The respondent also charged that my “insistence on othering people is destructive." What does it mean to “other” people? Based upon what is currently embraced by seeker-sensitive churches, it means that it is wrong and unchristian to make the us/them distinction. Even worse, when we distinguish ourselves from others by making this distinction, we establish a basis for hate and marginalization.

However, this distinction is inseparable from Scripture. It’s even a distinction that Jesus routinely made:

  • And he answered them, “To you it has been given to know the secrets of the kingdom of heaven, but to them it has not been given. For to the one who has, more will be given, and he will have an abundance, but from the one who has not, even what he has will be taken away. This is why I speak to them in parables, because seeing they do not see, and hearing they do not hear, nor do they understand. Indeed, in their case the prophecy of Isaiah is fulfilled that says: “‘“You will indeed hear but never understand, and you will indeed see but never perceive.” (Matthew 13:10-14)
  • “And the King will answer them, ‘Truly, I say to you, as you did it to one of the least of these my brothers, you did it to me.’” (Matthew 25:40)
  • “This is my commandment, that you love one another as I have loved you… If the world hates you, know that it has hated me before it hated you. If you were of the world, the world would love you as its own; but because you are not of the world, but I chose you out of the world, therefore the world hates you.” (John 15:12, 18-19)
We are a new creation by the mercy of God. Paul explained what this meant:

  • Do not be yoked together with unbelievers. For what do righteousness and wickedness have in common? Or what fellowship can light have with darkness? What harmony is there between Christ and Belial? What does a believer have in common with an unbeliever? What agreement is there between the temple of God and idols? For we are the temple of the living God. As God has said: "I will live with them and walk among them, and I will be their God, and they will be my people." (2 Corinthians 6:14-16)
While it doesn’t seem that Redeemer has much use for such distinctions, Redeemer exercises a great deal of its own “othering.” When they appoint pastors, deacons, elders, committee heads, and teachers, they are “othering,” by setting some to have authority over others – a stratified structure.

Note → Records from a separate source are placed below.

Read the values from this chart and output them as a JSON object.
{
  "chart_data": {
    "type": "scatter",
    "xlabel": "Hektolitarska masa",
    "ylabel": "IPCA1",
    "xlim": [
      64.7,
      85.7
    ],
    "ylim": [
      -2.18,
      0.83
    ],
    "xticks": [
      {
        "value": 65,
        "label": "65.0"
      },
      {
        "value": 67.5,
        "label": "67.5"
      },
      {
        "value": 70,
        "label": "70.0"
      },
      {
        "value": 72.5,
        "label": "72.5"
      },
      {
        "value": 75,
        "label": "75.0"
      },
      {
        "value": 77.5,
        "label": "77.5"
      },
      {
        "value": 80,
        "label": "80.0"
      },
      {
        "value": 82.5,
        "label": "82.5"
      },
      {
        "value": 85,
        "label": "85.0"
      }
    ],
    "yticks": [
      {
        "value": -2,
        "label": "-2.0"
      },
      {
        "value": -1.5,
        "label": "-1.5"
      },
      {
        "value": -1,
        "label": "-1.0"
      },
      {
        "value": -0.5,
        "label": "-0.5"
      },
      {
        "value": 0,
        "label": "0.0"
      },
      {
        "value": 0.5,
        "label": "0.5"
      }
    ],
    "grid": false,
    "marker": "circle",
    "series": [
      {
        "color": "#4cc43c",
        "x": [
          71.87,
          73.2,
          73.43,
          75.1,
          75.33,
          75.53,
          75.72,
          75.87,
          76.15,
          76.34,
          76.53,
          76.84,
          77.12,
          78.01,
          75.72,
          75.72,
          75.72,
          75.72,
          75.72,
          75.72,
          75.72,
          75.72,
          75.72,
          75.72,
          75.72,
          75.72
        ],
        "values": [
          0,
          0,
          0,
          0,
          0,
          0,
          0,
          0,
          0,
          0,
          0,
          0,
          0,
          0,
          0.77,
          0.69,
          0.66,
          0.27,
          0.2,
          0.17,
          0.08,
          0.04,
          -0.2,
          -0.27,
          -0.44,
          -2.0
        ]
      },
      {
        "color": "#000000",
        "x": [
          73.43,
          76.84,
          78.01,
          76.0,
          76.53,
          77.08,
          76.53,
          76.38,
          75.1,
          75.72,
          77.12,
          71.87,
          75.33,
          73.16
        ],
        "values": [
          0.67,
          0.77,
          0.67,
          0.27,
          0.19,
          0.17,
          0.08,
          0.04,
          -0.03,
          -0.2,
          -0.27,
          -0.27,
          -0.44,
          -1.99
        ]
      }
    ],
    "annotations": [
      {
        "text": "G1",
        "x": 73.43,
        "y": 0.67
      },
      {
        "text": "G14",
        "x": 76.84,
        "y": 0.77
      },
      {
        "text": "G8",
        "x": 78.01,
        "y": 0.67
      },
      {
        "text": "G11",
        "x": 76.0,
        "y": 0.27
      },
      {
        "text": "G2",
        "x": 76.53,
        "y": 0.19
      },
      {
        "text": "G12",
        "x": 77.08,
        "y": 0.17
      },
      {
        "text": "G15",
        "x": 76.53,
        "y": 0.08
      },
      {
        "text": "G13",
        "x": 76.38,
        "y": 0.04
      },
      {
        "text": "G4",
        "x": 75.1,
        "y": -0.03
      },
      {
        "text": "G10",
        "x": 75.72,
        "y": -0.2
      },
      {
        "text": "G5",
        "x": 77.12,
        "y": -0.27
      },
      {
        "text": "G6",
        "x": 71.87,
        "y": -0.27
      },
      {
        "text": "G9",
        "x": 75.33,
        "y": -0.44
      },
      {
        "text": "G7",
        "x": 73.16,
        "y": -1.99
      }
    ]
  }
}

When members are excommunicated from the Redeemer page for no other reason than for expressing a politically incorrect opinion, they too have been “othered.” Yet, my “othering” jihadists and caliphatists, is denigrated as “destructive” and “hateful.” Perhaps instead it is these Redeemer respondents who have been hateful to me.

Why then has it become impermissible to expose the victimization of our brethren? Why mustn’t we mention our overriding responsibility for our own household of faith? Hate has this become “hate” speech, even among the Church of Christ? Instead, we are mandated to show the world our love for the brethren, as Jesus prayed:

  • "My prayer is not for them alone. I pray also for those who will believe in me through their message, that all of them may be one, Father, just as you are in me and I am in you. May they also be in us so that the world may believe that you have sent me. I have given them the glory that you gave me, that they may be one as we are one: I in them and you in me. May they be brought to complete unity to let the world know that you sent me and have loved them even as you have loved me.” (John 17:20-23)
You may call this “favoritism,” but this is the very demonstration of favoritism Jesus advanced to reconcile the world:

  • "A new command I give you: Love one another. As I have loved you, so you must love one another. By this all men will know that you are my disciples, if you love one another." (John 13:34-35)
While we are to love all, we are also to demonstrate a distinctive love for our brethren in Christ. Even non-Christians are incredulous of the churches’ silence – a silence that has allowed the genocide to flourish.